Giorgio Bocca: Per chi cantano i Galli della Loggia
05 Maggio 2004
Parlare di riformismo nell'Italia di Silvio Berlusconi e nell'Occidente di George Bush è come parlare della difesa degli animali in una macelleria. Mi chi sta ancora parlando di riformismo? Gli appartenenti a una piccola congrega di pesci in barile che cercano di superare la controriforma berlusconiana fingendo di stare nel mezzo, figli della ragione nella tempesta della nuova rapina senza se e senza ma. Ospiti di giornali e di televisioni che grazie ai loro discorsi a pera simulano equidistanza e democratico confronto.

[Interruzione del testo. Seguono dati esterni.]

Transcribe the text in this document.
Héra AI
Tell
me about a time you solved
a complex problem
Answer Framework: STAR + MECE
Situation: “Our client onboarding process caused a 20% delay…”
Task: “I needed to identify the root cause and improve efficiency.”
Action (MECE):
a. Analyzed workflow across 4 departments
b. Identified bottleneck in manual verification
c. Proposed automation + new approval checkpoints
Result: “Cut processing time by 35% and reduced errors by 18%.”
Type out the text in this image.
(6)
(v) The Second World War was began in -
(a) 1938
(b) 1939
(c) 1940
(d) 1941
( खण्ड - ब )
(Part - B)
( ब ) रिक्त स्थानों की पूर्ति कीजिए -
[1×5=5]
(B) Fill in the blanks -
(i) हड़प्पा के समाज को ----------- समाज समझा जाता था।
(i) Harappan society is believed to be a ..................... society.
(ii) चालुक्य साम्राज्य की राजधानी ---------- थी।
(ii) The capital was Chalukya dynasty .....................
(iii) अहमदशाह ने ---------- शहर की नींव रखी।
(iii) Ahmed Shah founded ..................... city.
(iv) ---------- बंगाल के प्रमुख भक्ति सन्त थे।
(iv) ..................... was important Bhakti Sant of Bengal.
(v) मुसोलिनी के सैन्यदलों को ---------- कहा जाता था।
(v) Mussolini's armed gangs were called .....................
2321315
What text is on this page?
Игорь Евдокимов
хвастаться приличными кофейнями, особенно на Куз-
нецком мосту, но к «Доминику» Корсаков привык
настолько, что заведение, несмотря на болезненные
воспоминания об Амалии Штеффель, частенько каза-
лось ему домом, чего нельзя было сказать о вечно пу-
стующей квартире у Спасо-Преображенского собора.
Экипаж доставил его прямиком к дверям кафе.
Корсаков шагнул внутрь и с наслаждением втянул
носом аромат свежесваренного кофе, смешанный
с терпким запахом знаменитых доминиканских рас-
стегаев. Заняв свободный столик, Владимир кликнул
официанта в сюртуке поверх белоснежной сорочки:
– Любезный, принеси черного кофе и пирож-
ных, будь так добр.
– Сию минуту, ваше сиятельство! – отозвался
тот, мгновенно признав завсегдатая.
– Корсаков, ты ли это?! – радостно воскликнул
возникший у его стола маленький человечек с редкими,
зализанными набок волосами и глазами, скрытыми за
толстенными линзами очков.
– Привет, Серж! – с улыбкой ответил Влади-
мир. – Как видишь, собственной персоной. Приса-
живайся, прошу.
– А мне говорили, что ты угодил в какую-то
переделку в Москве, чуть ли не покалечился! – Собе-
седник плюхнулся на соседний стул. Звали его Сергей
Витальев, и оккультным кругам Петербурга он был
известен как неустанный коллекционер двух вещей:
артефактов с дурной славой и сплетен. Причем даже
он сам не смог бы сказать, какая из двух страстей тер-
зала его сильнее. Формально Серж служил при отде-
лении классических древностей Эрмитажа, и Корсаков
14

Per essere chiari con i lettori: le riforme che possono diventare rivoluzioni si fanno con alcuni decisivi rapporti di forze. Uno, il principale, è quello dello scontro di classe, fra i padroni e i lavoratori, fra il potere del denaro e delle armi e quello del popolo e dei suoi diritti. Questa resa dei conti nell'Italia di oggi non c'è per ragioni storiche che è inutile ripercorrere. Il professor Ernesto Galli della Loggia, il più accorato dei riformisti senza riforme, lo riconosce con una sconcertante sincerità: i riformisti italiani sono un gruppo velleitario, emarginato, clamante nel deserto perché non c'è più una classe operaia combattiva, non ci sono più sindacati di massa capaci di mobilitare gli operai e non ci sono più partiti capaci di guidarli.
Non ci sono neppure gli intellettuali, non c'è la rete dei club riformisti che anticiparono le rivoluzioni borghesi. Ci sono invece visibilissimi, arrembanti, in espansione e in arroganza un neocolonialismo e un neomilitarismo senza se e senza ma nella nuova rapina a dimensione mondiale.
E sarà anche vero che così è andata la musica nei millenni, ma non scambiamola per riformismo, non chiamiamo riformismo l'antica astuzia degli intellettuali italiani di saltare sul carro del vincitore e di accattivarselo con dei bassi servizi. Chi troviamo alla testa della campagna antifascista e antipartigiana gradita alla destra di regime? Troviamo i riformisti a cui il nuovo padrone ha concesso grandi spazi nella stampa e nella televisione, troviamo coloro che hanno ottenuto il monopolio dei dibattiti nei mass media. E qualcuno glielo avrà pure dato, qualcuno avrà pur deciso di mettere i Ferrara e i Battista al posto dei Biagi e dei Santoro nei commenti di prima serata, qualcuno avrà pur deciso di finanziare i giornaletti del riformismo che parla di Berlusconi come 'dell'amor nostro'.
Fare del riformismo mentre è al potere l'autoritarismo della propaganda menzognera è dare una mano al bugiardo. Durante l'incontro con il premier britannico Tony Blair, il leader di questo regime ha infilato senza la minima esitazione, rivolgendosi al popolo italiano, una serie di menzogne sesquipedali sapendo di non avere contraddittorio: la guerra in Iraq è giusta e noi vi parteciperemo fin quando piacerà agli americani. L'occupazione va benissimo, gli iracheni sono con noi e la democrazia è in marcia fra il Tigri e l'Eufrate. E le stragi quotidiane? L'impossibilità di controllare il territorio, la crescita terrificante del terrorismo, i fatti irrefutabili che ogni italiano conosce?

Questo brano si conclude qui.